Ashes disease, caused by a fungus that is deadly to ash trees, came to the Peak District in 2015. The canyon forests of the Peak District are dominated by ash, so the entire forest area could be destroyed without intervention. The forests are already heavily infected and have lost old trees. The loss of ash threatens the entire forest world, from rare beetles and moths to birds like redtail.

Life in the gorges will help 900 acres of forest weather this threat with a tree planting and forest management program. Small and large-leaved linden and wych elms, historically found in the forest, are planted to get into the spaces that are left behind when ash trees die. The project will not abandon the ashes but will look for trees that may be resistant to the disease and support natural ash regeneration. Planting aspen, willow and other trees increases resilience and adds to the diversity of wildlife in the forest.

The project will advance some specialty techniques, including the first-time use of drones in the Peak District to aid planting on the steep, rocky slopes of the valleys.

The LIFE in the Ravines program will help these special canyon forest ecosystems survive beyond the ashes, thrive in the future, and counter other threats such as climate change and flooding.

The lessons learned from the program will be useful to others fighting ash dieback across Europe, especially in other canyon forests in the UK such as the Mendips.

Natural England leads several other ambitious conservation projects that have benefited from LIFE funding. These include Dynamic Dunescapes, which are working to restore sand dunes across the UK, and LIFE Recreation ReMEDIES, which are rescuing seaweed and other fragile underwater habitats on our shores.

Dave Savage, Regional Manager of the Derbyshire Wildlife Trust (Dark and White Peak) said: We are very excited to be part of this program to help reduce the effects of this potentially devastating disease. The forests managed by the Derbyshire Wildlife Trust in White Peak are dominated by ash trees, which means we will lose a large portion of our tree cover. Life in the ravines will have a dramatic impact on the wildlife in the forests and will increase the diversity of trees, but also the biodiversity of the forests themselves.

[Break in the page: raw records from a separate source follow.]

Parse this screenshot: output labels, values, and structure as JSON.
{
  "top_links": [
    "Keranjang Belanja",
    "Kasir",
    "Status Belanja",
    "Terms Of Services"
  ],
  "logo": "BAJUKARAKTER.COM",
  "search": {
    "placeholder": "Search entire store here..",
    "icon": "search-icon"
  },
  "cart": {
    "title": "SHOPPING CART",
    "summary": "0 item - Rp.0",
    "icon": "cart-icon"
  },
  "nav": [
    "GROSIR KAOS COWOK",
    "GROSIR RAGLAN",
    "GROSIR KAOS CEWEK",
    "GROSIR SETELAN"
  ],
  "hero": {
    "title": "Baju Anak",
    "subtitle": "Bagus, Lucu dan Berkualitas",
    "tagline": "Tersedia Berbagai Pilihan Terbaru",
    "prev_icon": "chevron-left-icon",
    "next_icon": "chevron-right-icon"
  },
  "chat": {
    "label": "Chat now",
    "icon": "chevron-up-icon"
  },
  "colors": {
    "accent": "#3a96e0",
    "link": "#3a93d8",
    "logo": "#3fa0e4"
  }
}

Julian Woolford, Managing Director of the Staffordshire Wildlife Trust, commented: At the end of a difficult year, we are very pleased with the funding success of the project. Ashes dieback is very harsh across the UK. Life in the gorges will make a world of difference to protected forests on the other side of White Summit.

John Everitt, Forest Manager at Chatsworth Estate added, “We are delighted that Chatsworth is working with the other partners on this project to help restore some of the most important forests in the Peak District. We have observed and followed the rapid decline in these internationally significant habitats over the past 3 years due to the ash dieback outbreak. It will be fantastic to help diversify these forests and create resilient habitats that will hopefully stand the test of time and benefit the environment for years to come.

Ian Clemmett, Ranger for the White Peak Estate, National Trust, said: It is inevitable that we will see some big changes in our ash forests over the next few years because the ashes are dying. Life in the gorges is a tremendous opportunity to address these changes and future-proof our forests through careful management. The National Trust is pleased to be a partner in this work and to help preserve and enhance our forests here on White Peak for the benefit of wildlife and humans alike.

Sarah Fowler, General Manager of the Peak District National Park, said: Ash forests in White Peak are one of our favorite places in the Peak District, providing shelter not only for wildlife but also for people. Such areas have never been more important to our wellbeing and “green recovery” as they were in the last few months of the pandemic. Life in the canyons will be at the forefront of sustainable and resilient forests where there is a very real risk that the landscape we have known for generations will change dramatically in the years to come. I am delighted that so many partners are coming together to develop such a groundbreaking approach to restoring nature in the national park.